With a refreshed brand and raft of new evidence on childhood nutrition, the Children’s Food Trust (“the Trust”) were ready to open up some important conversations with their key audiences.
Initially, the Trust approached us to work on their State of the Nation launch campaign. But as is often the case, our relationship blossomed. We’ve since helped them shape several campaigns and design a health cooking app.
We begin each campaign project with the same question: what’s the single most important message of the campaign, and what’s the best way of communicating it, both visually and verbally? To this end we joined forces with the brilliant Emmie Spencer on the campaign strategy, and Made Noise for the design delivery.
It was essential that the State of the Nation campaign worked hard for the Trust and sent a clear message to each of the different audience groups: that what we feed our children now will impact the future wellbeing of an entire generation.
The concept we developed used simple images of young children to present a stark question. What do we want our children to become when they grow up?
Despite the serious campaign message, we had brilliant fun at Capture Factory with all the children and their parents who were involved in the shoot.
As part of the wider campaign, the Children’s Food Trust had worked with the Royal College of Paediatrics on a narrative illustrating a boy called Sam’s poor childhood diet, and the knock on effect it had right through his life.

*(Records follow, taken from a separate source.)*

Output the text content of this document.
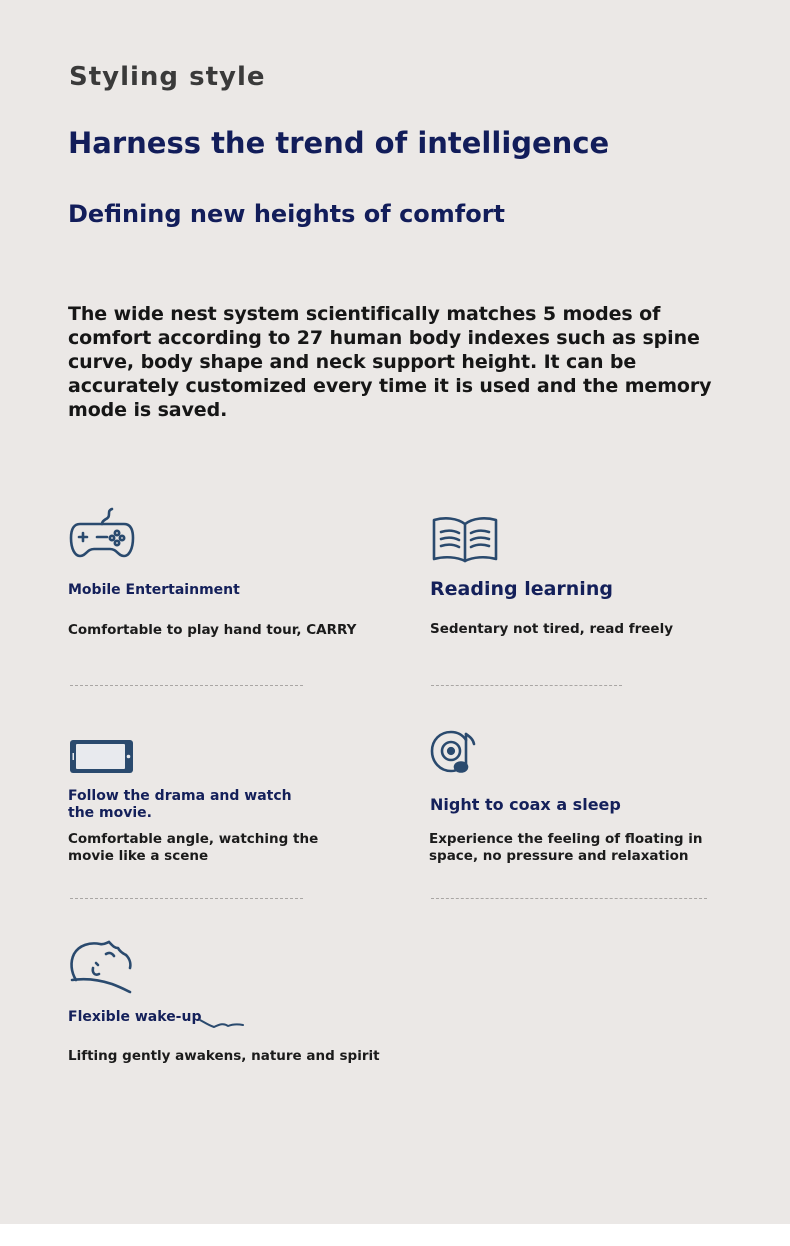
Styling style

Harness the trend of intelligence

Defining new heights of comfort

The wide nest system scientifically matches 5 modes of comfort according to 27 human body indexes such as spine curve, body shape and neck support height. It can be accurately customized every time it is used and the memory mode is saved.

Mobile Entertainment
Comfortable to play hand tour, CARRY
Reading learning
Sedentary not tired, read freely
Follow the drama and watch the movie.
Comfortable angle, watching the movie like a scene
Night to coax a sleep
Experience the feeling of floating in space, no pressure and relaxation
Flexible wake-up
Lifting gently awakens, nature and spirit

We worked with Emmie, Made Noise, and our animation partner Richard, of Plume Animation, to bring Sam’s story to life. Whilst the tone is friendly and supportive, the message packs a punch. It made us all think about what we were putting on our plates.
The Children’s Food Trust asked us to help them create an app to encourage children to learn to cook simple, healthy meals. Although the target audience is parents and teachers, who will assist with the preparation and cooking as well as helping their children access the app, the layout and content needed to be easy for children to follow. The app also needed to allow offline access to the Trust’s recipe database.
In response to the brief, we created a clean, easily navigable user-interface, and broke each recipe down into bite-sized steps (no pun intended), matching each with a voice over for anyone with visual impairments or difficulty reading.
We liked: Helping the Children’s Food Trust shape their communications through a really diverse yet coherent range of projects and campaigns.